Mais je ne pouvais pas me montrer aussi faible. Ce n'était pas me jeter à ses pieds qui le ferait changer — des filles comme ça il en avait bien assez. De plus, ma fierté m'en empêchait. Alors, à la place de tout ça, je me maîtrisai pour ne laisser transparaître aucune émotion, autant intérieur que extérieurement. D'apparence impassible, je me contentai de préparer les pancakes suivantes pour les lui les tendre sans la moindre émotion.

À travers le lien mental qui nous unissait, je ressentis un sentiment étrange, que jamais je n'avais eu à travers ce lien, si bien que je mis du temps à l'identifier. Quand ce fut fait, j'en restai interdite : Jonas était blessé ! Enfin, pas exactement, mais mon manque de réaction avait porté un sacré coup à son orgueil, d'autant plus qu'il s'était pour une fois tout à fait livré à moi.

Mais rapidement, avant que je n'aie pu disserter plus longtemps sur ce sentiment qui l'avait parcouru, le garçon se retrancha derrière ses barrières mentales.

« Thisoune, je mets du Nutella ou de la confiture sur mes crêpes? »

D'extérieur, il semblait tout ce qu'il y avait de plus normal, sauf que j'étais bien placée pour savoir qu'il ne fallait pas se fier à de telles apparences.

« Du Nutella! répondit Mathis à la question de son frère. Dis John, quand est-ce que tu fais un match de foot?

— Dimanche prochain, contre Tuvilliers.

— C'est qui eux, les verts?

— Oui, ceux-là !

— Wah trop bien! Je viendrai avec papa et maman hein?

— Bien sûr que oui mon Thisoune !

— Et Elsa elle pourra venir aussi ! »

L'enthousiasme de Jonas provoqué par cette discussion se dissipa alors à cet instant, et il répondit plus calmement:

« Oui, elle aussi elle pourra venir. Si elle en a envie évidemment. »

Cette réponse parut satisfaire le petit car il nous offrit son plus beau sourire, nous dévoilant ses quenottes pleines de pâte à tartiner.

Plus tard, Mathis voulait que je l'aide à faire ses devoirs. Avant même les avoir pensés, les mots sortirent tout seuls de ma bouche:

« Tu pourrais aller demander à ton frère de venir travailler avec nous si tu veux... »

Quand le gamin énergique se mit à courir à la recherche de ce dernier à grand renfort de cris de joie, je me demandai quelle mouche m'avait piquée : peut-être m'en voulais-je simplement d'avoir été si dure avec lui tout à l'heure...

Quoiqu'il en soit, mon petit compagnon de six ans revint bientôt, tirant derrière lui son grand dadet de frère.

J'ai pas besoin d'aide, m'informa ce dernier.

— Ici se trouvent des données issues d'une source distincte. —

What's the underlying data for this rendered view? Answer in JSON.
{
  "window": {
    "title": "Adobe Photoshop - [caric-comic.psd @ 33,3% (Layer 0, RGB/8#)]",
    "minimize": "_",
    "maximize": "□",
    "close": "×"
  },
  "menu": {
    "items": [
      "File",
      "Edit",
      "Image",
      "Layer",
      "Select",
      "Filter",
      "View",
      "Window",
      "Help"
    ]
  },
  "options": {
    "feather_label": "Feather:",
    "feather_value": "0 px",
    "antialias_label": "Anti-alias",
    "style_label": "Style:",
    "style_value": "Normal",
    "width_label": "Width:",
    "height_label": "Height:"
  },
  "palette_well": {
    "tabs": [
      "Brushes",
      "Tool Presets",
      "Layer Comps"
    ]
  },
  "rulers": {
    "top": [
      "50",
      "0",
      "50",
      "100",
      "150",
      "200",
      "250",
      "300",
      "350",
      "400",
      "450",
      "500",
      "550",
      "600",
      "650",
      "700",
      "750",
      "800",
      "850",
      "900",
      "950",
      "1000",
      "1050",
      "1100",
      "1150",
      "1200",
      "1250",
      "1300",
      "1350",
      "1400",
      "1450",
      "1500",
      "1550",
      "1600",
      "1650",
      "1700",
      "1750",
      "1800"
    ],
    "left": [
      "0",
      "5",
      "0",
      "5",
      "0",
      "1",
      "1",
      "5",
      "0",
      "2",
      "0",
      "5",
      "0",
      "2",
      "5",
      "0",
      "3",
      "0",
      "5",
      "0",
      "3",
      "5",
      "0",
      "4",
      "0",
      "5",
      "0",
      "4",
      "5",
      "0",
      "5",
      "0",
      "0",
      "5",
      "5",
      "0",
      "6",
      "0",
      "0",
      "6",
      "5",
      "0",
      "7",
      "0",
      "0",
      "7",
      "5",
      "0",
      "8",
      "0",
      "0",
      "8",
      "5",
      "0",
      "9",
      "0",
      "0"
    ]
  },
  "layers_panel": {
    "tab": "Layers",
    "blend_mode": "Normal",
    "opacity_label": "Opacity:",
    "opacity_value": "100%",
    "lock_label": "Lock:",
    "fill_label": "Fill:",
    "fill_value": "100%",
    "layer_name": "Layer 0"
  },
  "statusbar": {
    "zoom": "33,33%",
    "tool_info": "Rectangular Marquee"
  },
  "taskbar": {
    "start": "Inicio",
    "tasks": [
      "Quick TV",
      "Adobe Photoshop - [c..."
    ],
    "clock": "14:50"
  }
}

Mais je ne relevai pas, et entrepris alors d'expliquer à Mathis la division euclidienne. Contrairement à son aîné, ce garçon était d'une intelligence vive, surtout pour son âge! Alors que j'étais appliquée tout à ma tâche avec ce petit garçon, je ne pouvais m'empêcher de jeter des coups d'œil furtifs à Jonas qui, concentré au-dessus de son cahier de maths, mordillait son stylo, les sourcils froncés.

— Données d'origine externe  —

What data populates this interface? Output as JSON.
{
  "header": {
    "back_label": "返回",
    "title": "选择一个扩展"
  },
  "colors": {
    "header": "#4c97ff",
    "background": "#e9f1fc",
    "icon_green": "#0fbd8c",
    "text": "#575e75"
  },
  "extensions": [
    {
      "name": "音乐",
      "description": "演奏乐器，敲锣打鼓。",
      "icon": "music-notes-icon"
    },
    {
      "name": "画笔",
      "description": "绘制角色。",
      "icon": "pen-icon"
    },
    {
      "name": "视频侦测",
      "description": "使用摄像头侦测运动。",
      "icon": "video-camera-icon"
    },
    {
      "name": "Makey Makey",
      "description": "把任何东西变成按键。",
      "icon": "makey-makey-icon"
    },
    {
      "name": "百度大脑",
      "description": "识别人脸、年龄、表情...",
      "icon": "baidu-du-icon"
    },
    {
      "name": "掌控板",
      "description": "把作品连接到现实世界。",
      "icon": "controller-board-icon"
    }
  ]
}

Cette vision m'avait un peu ébranlée: alors comme ça, il arrivait à ce très cher monsieur Tyault de travailler, parfois?

Tu penses tellement fort que j'arrive pas à travailler, résonna sa voix dans mon crâne en même temps qu'il me lançait un regard assassin. Alors sauf si tu connais le sens de variation du trinôme -3x²+7, garde tes pensées pour toi merci.

— C'est croissant jusqu'à 7, puis ça décroit.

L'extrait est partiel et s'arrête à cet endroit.